Our natural instinct for survival says: “Take her, not me!”, “I have a mortgage to pay, not him”, “She young and don’t have responsibilities so she can afford to go home”. And the list could go on and on.
Then along comes someone like St Thomas resident Judy Archer [as featured in the last WEEKEND NATION] who has been sent home by the National Conservation Commission after 12 years of service, and who has been so stripped of “pride” in her current predicament that she has no problem bearing her entire soul – and then some more.
She’s 49, a mother of nine with three still at school; a grandmother of five, ages nine years to three weeks; with a drug addicted daughter who is of no help to her own children.

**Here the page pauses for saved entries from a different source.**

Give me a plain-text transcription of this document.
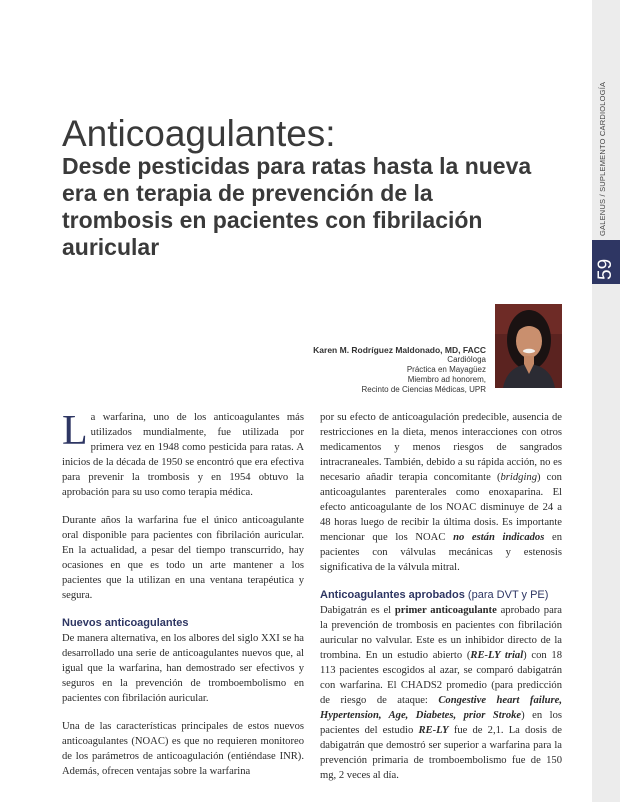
GALENUS / SUPLEMENTO CARDIOLOGÍA
59
Anticoagulantes:
Desde pesticidas para ratas hasta la nueva era en terapia de prevención de la trombosis en pacientes con fibrilación auricular
Karen M. Rodríguez Maldonado, MD, FACC
Cardióloga
Práctica en Mayagüez
Miembro ad honorem,
Recinto de Ciencias Médicas, UPR

La warfarina, uno de los anticoagulantes más utilizados mundialmente, fue utilizada por primera vez en 1948 como pesticida para ratas. A inicios de la década de 1950 se encontró que era efectiva para prevenir la trombosis y en 1954 obtuvo la aprobación para su uso como terapia médica.

Durante años la warfarina fue el único anticoagulante oral disponible para pacientes con fibrilación auricular. En la actualidad, a pesar del tiempo transcurrido, hay ocasiones en que es todo un arte mantener a los pacientes que la utilizan en una ventana terapéutica y segura.

Nuevos anticoagulantes

De manera alternativa, en los albores del siglo XXI se ha desarrollado una serie de anticoagulantes nuevos que, al igual que la warfarina, han demostrado ser efectivos y seguros en la prevención de tromboembolismo en pacientes con fibrilación auricular.

Una de las características principales de estos nuevos anticoagulantes (NOAC) es que no requieren monitoreo de los parámetros de anticoagulación (entiéndase INR). Además, ofrecen ventajas sobre la warfarina

por su efecto de anticoagulación predecible, ausencia de restricciones en la dieta, menos interacciones con otros medicamentos y menos riesgos de sangrados intracraneales. También, debido a su rápida acción, no es necesario añadir terapia concomitante (bridging) con anticoagulantes parenterales como enoxaparina. El efecto anticoagulante de los NOAC disminuye de 24 a 48 horas luego de recibir la última dosis. Es importante mencionar que los NOAC no están indicados en pacientes con válvulas mecánicas y estenosis significativa de la válvula mitral.

Anticoagulantes aprobados (para DVT y PE)

Dabigatrán es el primer anticoagulante aprobado para la prevención de trombosis en pacientes con fibrilación auricular no valvular. Este es un inhibidor directo de la trombina. En un estudio abierto (RE-LY trial) con 18 113 pacientes escogidos al azar, se comparó dabigatrán con warfarina. El CHADS2 promedio (para predicción de riesgo de ataque: Congestive heart failure, Hypertension, Age, Diabetes, prior Stroke) en los pacientes del estudio RE-LY fue de 2,1. La dosis de dabigatrán que demostró ser superior a warfarina para la prevención primaria de tromboembolismo fue de 150 mg, 2 veces al día.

Now add to the “statistic” another daughter who had been looking forward to entering the Cave Hill Campus of the University of the West Indies, the first in her family to do so, but who has now seen her future virtually collapse in front of her face.
These are not statistics; they are real people feeling real pain, living with real fears of a most uncertain future. When politicians make decisions, these are the real people they impact. When senior civil servants move to implement the policy decisions of these politicians, these are the people who suffer the pain. When trade unionists engage in public games of semantics and then ride off into the sunset, these people represent the human suffering they leave behind.
No, Mr Minister; no Mr Chairman; no Miss Head of Department, these are not faceless people. They are our brothers and sisters who stay awake all night worrying over what tomorrow holds, and then agonising all day wondering if they will be able to sleep the next night.
Comments such as “young people have to learn to invest in their education” only insult Bajans like Archer’s daughter because she can hardly invest in a meal, far less contemplate paying thousands of dollars in tuition fees.
            Perhaps if we see the human in the people around us, our decisions, our comments and our actions concerning them will be much different.